Sharpe’s coat was taken away to be mended. Then he sat to a breakfast of beefsteak, liver, kidneys, ham, fried eggs, bread, butter, and strong coffee. Sharpe, though he was only half dressed, enjoyed it. It struck him, halfway through the meal, that one table companion was the son of a duke and the other a wealthy Scottish landowner, yet he felt oddly comfortable. There was no guile in Lord William, while it was plain Sir Thomas simply liked soldiers. “I never thought I’d be a soldier,” he confessed to Sharpe.
“Why not, sir?”
“Because I was happy as I was, Sharpe, happy as I was. I hunted, I traveled, I read, I played cricket, and I had the best wife in the world. Then my Mary died. I brooded for a time and it occurred to me that the French were an evil presence. They preach liberty and equality, but what are they? They are degraded, barbarous, and inhuman, and it was borne upon me that my duty was to fight them. So I put on a uniform, Sharpe. I was forty-six years old when I first donned the red coat, and that was seventeen years ago. And on the whole, I must say, they have been happy years.”

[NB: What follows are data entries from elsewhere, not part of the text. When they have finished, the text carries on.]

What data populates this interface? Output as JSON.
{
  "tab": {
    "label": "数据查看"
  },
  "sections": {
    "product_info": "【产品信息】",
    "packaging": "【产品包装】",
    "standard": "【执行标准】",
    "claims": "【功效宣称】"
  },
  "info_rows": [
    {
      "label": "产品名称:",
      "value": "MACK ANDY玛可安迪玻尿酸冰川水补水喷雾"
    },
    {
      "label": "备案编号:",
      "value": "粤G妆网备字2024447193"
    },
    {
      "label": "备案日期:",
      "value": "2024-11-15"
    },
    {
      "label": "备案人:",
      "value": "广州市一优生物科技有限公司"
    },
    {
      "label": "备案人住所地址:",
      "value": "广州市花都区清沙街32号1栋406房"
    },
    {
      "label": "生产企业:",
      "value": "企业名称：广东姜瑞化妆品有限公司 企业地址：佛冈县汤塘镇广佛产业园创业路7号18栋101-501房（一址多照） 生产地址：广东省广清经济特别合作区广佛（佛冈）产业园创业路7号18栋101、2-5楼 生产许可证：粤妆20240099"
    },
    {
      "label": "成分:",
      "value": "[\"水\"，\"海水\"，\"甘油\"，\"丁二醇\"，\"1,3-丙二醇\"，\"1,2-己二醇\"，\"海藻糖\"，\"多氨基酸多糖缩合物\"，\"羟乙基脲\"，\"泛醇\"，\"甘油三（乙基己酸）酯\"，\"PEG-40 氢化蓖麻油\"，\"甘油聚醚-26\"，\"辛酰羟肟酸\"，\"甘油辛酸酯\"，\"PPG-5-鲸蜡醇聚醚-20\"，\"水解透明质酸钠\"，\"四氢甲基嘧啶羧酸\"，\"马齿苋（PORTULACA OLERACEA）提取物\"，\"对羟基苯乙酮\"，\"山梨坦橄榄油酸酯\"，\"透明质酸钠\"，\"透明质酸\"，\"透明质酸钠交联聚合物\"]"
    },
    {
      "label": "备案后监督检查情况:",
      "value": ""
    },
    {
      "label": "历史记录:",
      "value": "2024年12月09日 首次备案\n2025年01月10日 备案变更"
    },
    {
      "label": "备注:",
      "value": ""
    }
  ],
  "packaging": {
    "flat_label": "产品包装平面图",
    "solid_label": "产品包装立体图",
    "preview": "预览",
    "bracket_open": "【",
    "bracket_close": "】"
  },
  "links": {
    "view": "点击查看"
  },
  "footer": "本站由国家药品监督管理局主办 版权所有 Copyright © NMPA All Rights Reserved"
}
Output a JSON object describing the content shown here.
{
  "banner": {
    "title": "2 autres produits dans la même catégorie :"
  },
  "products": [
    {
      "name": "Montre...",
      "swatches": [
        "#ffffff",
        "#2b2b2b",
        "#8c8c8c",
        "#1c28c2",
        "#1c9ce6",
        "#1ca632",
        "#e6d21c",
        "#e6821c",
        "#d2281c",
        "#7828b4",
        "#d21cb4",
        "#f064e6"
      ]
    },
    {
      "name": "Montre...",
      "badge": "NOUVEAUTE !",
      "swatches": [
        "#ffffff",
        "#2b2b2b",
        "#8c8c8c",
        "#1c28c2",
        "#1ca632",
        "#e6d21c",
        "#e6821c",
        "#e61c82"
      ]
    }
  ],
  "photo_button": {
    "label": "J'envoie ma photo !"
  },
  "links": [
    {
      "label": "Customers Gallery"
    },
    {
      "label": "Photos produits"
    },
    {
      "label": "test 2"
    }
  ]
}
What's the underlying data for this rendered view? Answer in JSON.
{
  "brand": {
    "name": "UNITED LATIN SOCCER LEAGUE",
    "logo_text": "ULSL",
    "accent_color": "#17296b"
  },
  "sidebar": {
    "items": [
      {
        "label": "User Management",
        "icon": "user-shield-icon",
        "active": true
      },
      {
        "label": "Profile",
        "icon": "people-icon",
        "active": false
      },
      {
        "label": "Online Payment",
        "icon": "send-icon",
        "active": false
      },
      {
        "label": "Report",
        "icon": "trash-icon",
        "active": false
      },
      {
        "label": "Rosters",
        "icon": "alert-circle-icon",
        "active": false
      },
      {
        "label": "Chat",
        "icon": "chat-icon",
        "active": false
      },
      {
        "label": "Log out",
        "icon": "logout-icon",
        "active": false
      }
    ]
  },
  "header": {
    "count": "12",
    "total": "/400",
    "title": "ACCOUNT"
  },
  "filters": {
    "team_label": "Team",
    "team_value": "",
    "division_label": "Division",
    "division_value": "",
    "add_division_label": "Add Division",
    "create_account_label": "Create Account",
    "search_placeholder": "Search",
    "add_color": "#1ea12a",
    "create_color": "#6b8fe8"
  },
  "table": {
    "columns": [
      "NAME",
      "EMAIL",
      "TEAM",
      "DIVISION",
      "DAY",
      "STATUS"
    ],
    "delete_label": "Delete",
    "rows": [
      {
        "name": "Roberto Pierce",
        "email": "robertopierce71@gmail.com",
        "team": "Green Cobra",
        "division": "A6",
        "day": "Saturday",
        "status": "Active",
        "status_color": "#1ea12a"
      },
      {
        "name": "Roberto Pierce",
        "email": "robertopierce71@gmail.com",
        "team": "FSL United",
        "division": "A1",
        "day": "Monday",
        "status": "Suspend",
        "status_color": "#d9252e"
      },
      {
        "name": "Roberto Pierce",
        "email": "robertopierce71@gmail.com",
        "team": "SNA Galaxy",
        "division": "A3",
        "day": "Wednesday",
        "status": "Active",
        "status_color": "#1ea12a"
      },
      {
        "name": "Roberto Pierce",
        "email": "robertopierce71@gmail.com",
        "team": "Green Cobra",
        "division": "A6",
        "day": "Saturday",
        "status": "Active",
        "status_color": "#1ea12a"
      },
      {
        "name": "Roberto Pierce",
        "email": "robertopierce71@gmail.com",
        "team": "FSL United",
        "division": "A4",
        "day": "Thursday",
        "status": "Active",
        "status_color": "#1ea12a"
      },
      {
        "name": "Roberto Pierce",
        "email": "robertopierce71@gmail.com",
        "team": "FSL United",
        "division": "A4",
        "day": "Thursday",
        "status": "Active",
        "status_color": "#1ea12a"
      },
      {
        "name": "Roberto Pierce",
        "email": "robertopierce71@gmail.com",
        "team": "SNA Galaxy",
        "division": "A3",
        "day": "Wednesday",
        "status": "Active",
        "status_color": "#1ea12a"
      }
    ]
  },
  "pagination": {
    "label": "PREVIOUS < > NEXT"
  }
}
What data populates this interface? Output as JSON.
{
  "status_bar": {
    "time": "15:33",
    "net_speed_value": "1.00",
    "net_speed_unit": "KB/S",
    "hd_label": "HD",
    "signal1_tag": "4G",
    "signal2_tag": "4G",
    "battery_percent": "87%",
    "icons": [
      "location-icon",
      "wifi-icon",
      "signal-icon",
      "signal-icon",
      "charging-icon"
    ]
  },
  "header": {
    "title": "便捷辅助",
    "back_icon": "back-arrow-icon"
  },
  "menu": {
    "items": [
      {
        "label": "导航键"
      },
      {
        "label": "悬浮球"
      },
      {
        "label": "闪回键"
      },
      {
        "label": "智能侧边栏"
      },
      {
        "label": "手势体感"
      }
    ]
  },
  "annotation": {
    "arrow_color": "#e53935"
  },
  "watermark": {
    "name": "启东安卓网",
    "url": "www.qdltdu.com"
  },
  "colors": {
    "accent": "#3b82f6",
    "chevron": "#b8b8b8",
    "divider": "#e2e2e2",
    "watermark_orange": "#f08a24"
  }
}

“Sir Thomas,” Lord William remarked as he savaged the bread with a blunt knife, “did not just put on a uniform. He raised the 90th Foot at his own expense.”
“And a damned expense it was too!” Sir Thomas said. “Their hats alone cost me four hundred and thirty-six pounds, sixteen shillings, and fourpence. I always wondered what the fourpence was for. And here I am, Sharpe, still fighting the French. Have you had enough to eat?”